A new approach on generalized quasimetric spaces induced by partial metric spaces

In this paper, we introduce the concept of generalized quasimetric spaces by a new approach, and present some examples in the partial metric spaces. Furthermore, we obtain some results on (strong) complete partial metric spaces.

In 1931, Wilson [1] initiated the notion of quasimetric spaces, which was defined without the symmetric condition comparing to the axioms of the standard metric. Later, Matthews [2] defined the concept of partial metric space in 1994, in which the distance of each object to itself is not necessarily zero. Additionally, he constructed quasimetric q and weighted metric \(p^{m}\) by partial metric p, where \(q(x,y)=p(x,y)-p(x,x)\) and \(p^{m}(x,y)= 2p(x,y)-p(x,x)-p(y,y)\), respectively. Over the past few decades, these methods of construction have appeared in many papers on partial metric spaces, and the fixed-pointed theory has been one of the most important topics in topology ([3–12]).

The object of this paper tries to give a generalized quasimetric p̂, i.e., \(d_{p}\) [6] is its special case, p̃ [13] and \(p^{s}\) [9] are equivalent. Furthermore, we obtain some results on (strong) complete partial metric spaces.

Throughout this paper, X is always a nonempty set, the letters \(\mathbb{R}\), \(\mathbb{R}\mathbbm{^{+}}\), \(\mathbb{N}\mathbbm{^{+}}\) always denote the set of real numbers, of all positive real numbers and of all positive integers, respectively.

Definition 2.1

([1])

A quasimetric is a function \(d: X \times X \rightarrow [0,+\infty )\) satisfying the following conditions: \(\forall x,y,z\in X\),

1. (M1)

   \(x=y \Leftrightarrow d(x,y)=d(y,x)=0\);

2. (M2)

   \(d(x,z)\le d(x,y)+d(y,z)\).

A quasimetric d is called a metric if it also satisfies

1. (M3)

   \(d(x,y)=d(y,x)\).

A (quasi)metric space is a pair \((X,d)\) such that d is a (quasi)metric on X.

Definition 2.2

([2])

A partial metric is a function \(p: X \times X \rightarrow [0,+\infty )\) satisfying the following conditions: \(\forall x,y,z\in X\),

1. (P1)

   \(x=y\Leftrightarrow p(x,x)=p(x,y)=p(y,y)\);

2. (P2)

   \(p(x,x)\le p(x,y)\);

3. (P3)

   \(p(x,y)=p(y,x)\);

4. (P4)

   \(p(x,z)\le p(x,y)+p(y,z)-p(y,y)\).

A partial metric space is a pair \((X,p)\) such that p is a partial metric on X.

Apparently, each metric is precisely a partial metric on X, and a partial metric p is a metric if and only if \(p(x,x)=0\) for all \(x\in X \).

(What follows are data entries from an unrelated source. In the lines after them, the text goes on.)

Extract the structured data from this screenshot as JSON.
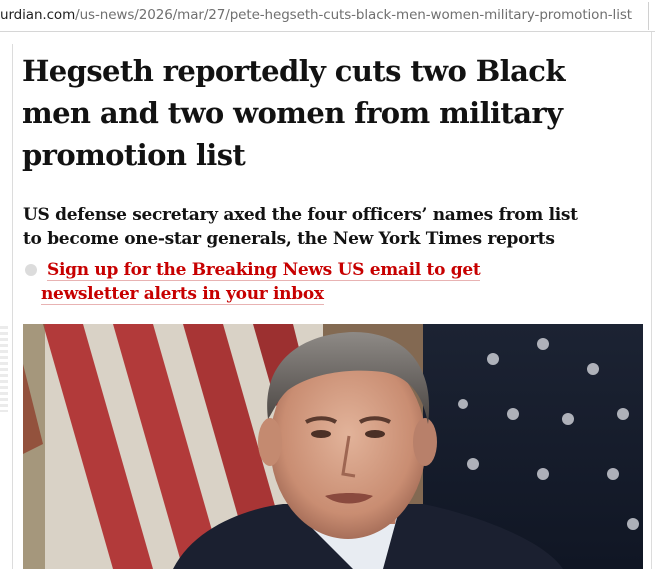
{
  "browser": {
    "url_host": "urdian.com",
    "url_path": "/us-news/2026/mar/27/pete-hegseth-cuts-black-men-women-military-promotion-list"
  },
  "article": {
    "headline": "Hegseth reportedly cuts two Black men and two women from military promotion list",
    "standfirst": "US defense secretary axed the four officers’ names from list to become one-star generals, the New York Times reports",
    "newsletter_link": "Sign up for the Breaking News US email to get newsletter alerts in your inbox"
  },
  "colors": {
    "headline": "#121212",
    "link": "#c70000",
    "rule": "#dcdcdc"
  }
}
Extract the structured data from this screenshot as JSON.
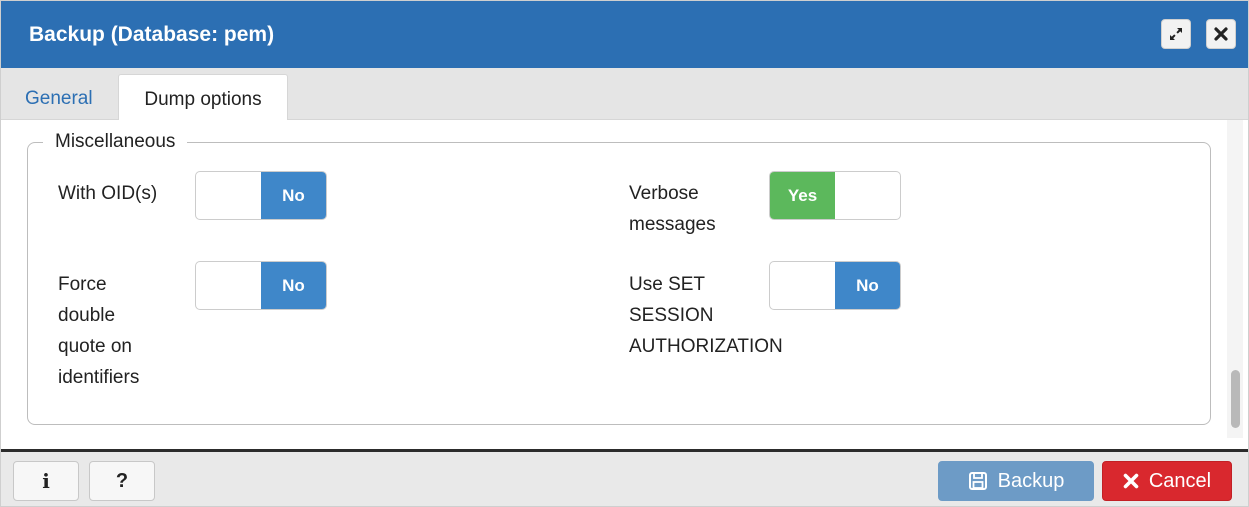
{
  "dialog": {
    "title": "Backup (Database: pem)"
  },
  "tabs": [
    {
      "label": "General",
      "active": false
    },
    {
      "label": "Dump options",
      "active": true
    }
  ],
  "misc": {
    "legend": "Miscellaneous",
    "fields": [
      {
        "label": "With OID(s)",
        "value": "No"
      },
      {
        "label": "Force double quote on identifiers",
        "value": "No"
      },
      {
        "label": "Verbose messages",
        "value": "Yes"
      },
      {
        "label": "Use SET SESSION AUTHORIZATION",
        "value": "No"
      }
    ]
  },
  "label_lines": {
    "with_oids": [
      "With OID(s)"
    ],
    "force_double_quote": [
      "Force",
      "double",
      "quote on",
      "identifiers"
    ],
    "verbose": [
      "Verbose",
      "messages"
    ],
    "use_set_session": [
      "Use SET",
      "SESSION",
      "AUTHORIZATION"
    ]
  },
  "footer": {
    "info_label": "i",
    "help_label": "?",
    "backup_label": "Backup",
    "cancel_label": "Cancel"
  },
  "colors": {
    "titlebar": "#2c6fb3",
    "toggle_no": "#3f87c9",
    "toggle_yes": "#5cb85c",
    "backup_button": "#6d9bc6",
    "cancel_button": "#d9282e"
  },
  "icons": {
    "expand": "expand-icon",
    "close": "close-icon",
    "backup": "floppy-disk-icon",
    "cancel": "x-icon"
  }
}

Similar to the definition of open balls in metric spaces, that is \(B^{d}_{\varepsilon}(x)= \{{y\in X:d(x,y)<{\varepsilon}}\}\), Matthews used \(B^{p}_{\varepsilon}(x)= \{{y\in X:p(x,y)<{\varepsilon}}\}\) to denote open p-balls for all \(x\in X\) and \(\varepsilon >0\), we can see that some open p-balls may be empty (see more details in [2]).

Lemma 2.3

For each partial metric p: \(X \times X \rightarrow [0,+\infty )\), set \(\hat {p}(x,y)= p(x,y)-[\alpha p(x,x)+\beta p(y,y)]\), where \(0\le \alpha ,\beta \le 1\), \(\alpha +\beta =1\). Then, the following statements hold:

1. (1)

   p̂ is a quasimetric.

2. (2)

   p̃ is a metric if and only if \(\alpha =\beta =\frac{1}{2}\), where we denote

   $$ \tilde {p}(x,y)=p(x,y)-\frac{p(x,x)+ p(y,y)}{2}.$$
3. (3)

   q̂ is a metric, where \(\hat {q}(x,y)=\max \{{\hat{p}(x,y),\hat{p}(y,x)}\}\).

Proof

(1) We verify the conditions (M1) and (M2) one by one.

1. (M1):

   (⇒) Suppose that \(x=y\). It is clear that \(\hat {p}(x,y)=\hat {p}(y,x)=0\).

(⇐) Suppose that \(\hat {p}(x,y)=\hat {p}(y,x)=0\). Then, \(p(x,y)=\alpha p(x,x)+\beta p(y,y)\), and \(p(y,x)=\alpha p(y,y)+\beta p(x,x)\), which implies \(p(x,y)+p(y,x)= p(x,x)+p(y,y)\). Since \(p(x,x)\le p(x,y)\) by (P2), we have \(p(x,x)+p(y,x)\le p(x,x)+p(y,y)\), namely \(p(y,x)\le p(y,y)\). By (P2) and (P3), we have \(p(y,x)= p(y,y)\). Analogously, we can deduce \(p(x,y)= p(x,x)\). Hence, \(p(x,y)=p(x,x)=p(y,y)\), which implies \(x=y\) by (P1).

1. (M2):

   By (P4), we have

   $$ \begin{aligned} \hat {p}(x,y)+\hat {p}(y,z)&={p(x,y)- \bigl[\alpha p(x,x)+\beta p(y,y) \bigr]}+{p(y,z)- \bigl[ \alpha p(y,y)+\beta p(z,z) \bigr]} \\ &=p(x,y)+{p(y,z)-p(y,y)- \bigl[\alpha p(x,x)+\beta p(z,z) \bigr]} \\ &\ge p(x,z)- \bigl[\alpha p(x,x)+\beta p(z,z) \bigr]=\hat {p}(x,z), \end{aligned} $$

for all \(x,y,z\in X\). Therefore, p̂ is a quasimetric.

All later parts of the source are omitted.